Stanislas Déry : un grand Québécois!
J’en appelle à la Chambre de commerce de Québec. Stanislas Déry doit être intronisé à l’Académie des Grands Québécois. Depuis vingt ans, la Chambre tient un gala annuel pour souligner l’apport de personnalités locales à la communauté. Jusqu’à présent, c’est plus d’une soixantaine de femmes et d’hommes qui ont ainsi été honorés.
De mémoire, je ne crois pas que l’on ait intronisé un personnage à titre posthume. J’ignore également si un règlement empêche une telle pratique. Que ce ne soit pas une excuse pour obnubiler la mémoire de Stanislas Déry.
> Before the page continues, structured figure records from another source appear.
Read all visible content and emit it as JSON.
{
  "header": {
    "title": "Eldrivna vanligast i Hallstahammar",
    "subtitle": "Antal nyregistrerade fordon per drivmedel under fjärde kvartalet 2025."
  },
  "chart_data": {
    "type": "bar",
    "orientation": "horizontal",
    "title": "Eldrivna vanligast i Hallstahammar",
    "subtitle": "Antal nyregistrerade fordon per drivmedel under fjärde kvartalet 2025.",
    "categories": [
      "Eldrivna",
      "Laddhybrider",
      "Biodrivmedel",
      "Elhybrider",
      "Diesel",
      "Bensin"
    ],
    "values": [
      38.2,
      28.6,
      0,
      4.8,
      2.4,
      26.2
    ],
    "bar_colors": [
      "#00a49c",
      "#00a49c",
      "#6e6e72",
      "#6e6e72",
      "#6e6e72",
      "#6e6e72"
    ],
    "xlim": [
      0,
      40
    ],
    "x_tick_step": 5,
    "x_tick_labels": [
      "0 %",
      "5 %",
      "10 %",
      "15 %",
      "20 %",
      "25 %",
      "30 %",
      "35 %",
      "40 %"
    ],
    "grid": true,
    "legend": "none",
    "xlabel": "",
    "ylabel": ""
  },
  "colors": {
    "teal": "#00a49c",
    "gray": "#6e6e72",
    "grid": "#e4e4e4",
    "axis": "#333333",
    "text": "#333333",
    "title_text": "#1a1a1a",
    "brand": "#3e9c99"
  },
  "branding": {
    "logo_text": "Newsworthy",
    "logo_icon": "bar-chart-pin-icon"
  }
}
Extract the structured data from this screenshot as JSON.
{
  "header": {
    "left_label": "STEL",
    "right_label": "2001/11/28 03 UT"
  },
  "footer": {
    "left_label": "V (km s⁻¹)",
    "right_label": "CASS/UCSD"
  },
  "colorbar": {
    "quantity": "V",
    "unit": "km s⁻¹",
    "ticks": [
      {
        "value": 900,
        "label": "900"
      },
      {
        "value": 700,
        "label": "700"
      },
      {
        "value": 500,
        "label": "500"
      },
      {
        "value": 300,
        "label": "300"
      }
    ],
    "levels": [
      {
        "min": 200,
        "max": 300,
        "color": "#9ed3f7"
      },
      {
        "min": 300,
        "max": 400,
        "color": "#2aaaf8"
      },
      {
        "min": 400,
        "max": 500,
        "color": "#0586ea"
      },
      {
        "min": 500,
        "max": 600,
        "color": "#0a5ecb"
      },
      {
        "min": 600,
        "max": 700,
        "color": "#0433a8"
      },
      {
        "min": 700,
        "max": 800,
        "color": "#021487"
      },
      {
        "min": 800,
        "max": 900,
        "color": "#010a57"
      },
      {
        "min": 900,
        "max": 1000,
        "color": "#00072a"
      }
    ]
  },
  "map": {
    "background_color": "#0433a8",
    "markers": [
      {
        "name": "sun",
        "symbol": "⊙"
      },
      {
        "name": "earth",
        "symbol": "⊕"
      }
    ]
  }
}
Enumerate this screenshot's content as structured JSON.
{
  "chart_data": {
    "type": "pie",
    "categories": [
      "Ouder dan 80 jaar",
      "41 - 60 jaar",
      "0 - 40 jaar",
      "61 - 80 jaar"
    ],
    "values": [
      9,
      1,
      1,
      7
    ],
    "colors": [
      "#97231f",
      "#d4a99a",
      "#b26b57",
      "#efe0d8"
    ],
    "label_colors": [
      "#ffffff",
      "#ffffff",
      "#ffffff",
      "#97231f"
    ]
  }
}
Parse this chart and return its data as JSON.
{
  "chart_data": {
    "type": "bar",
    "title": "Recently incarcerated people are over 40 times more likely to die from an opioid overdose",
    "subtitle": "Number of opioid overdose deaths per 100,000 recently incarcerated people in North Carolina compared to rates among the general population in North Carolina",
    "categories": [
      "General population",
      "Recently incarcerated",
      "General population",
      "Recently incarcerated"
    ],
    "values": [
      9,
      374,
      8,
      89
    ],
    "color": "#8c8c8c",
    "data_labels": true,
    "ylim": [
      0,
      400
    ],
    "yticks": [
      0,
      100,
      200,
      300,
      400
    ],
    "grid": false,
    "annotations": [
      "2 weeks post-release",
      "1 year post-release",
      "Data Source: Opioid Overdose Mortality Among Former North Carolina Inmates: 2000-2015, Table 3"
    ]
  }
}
Celui-ci mérite amplement de figurer au sein de cette prestigieuse troupe. L’histoire que Québec Hebdo porte à votre attention cette semaine est fort éloquente quant à la grandeur du personnage. Le lieutenant-commandant Déry n’a pas hésité une seconde pour entreprendre les manœuvres qui ont permis à 54 sous-mariniers ennemis d’avoir la vie sauve, étant pleinement conscient qu’il mettait en péril sa propre carrière militaire. Au fait, monsieur Déry a bel et bien été blâmé par les autorités, mais on peut croire qu’il ne s’en est pas formalisé outre mesure et que sa loyauté aux Forces armées et au Canada est demeurée la même.
Au terme de sa carrière sous les drapeaux, il a en effet légué au Musée naval de Québec une impressionnante collection de souvenirs militaires et d’artéfacts de toute sorte qui on servi à jeter les bases du nouveau musée. Soucieux de préserver et de conserver sa propriété canadienne, il s’est porté acquéreur de l’exceptionnelle collection Lecouvi, qui porte maintenant le nom de Lecouvi-Déry, considérée comme le plus important regroupement de bateaux sculptés dans l’ivoire pur. Peu avant son décès survenu en 2001, il a cédé cette collection à son fils Gaston. Elle continue à parcourir le monde.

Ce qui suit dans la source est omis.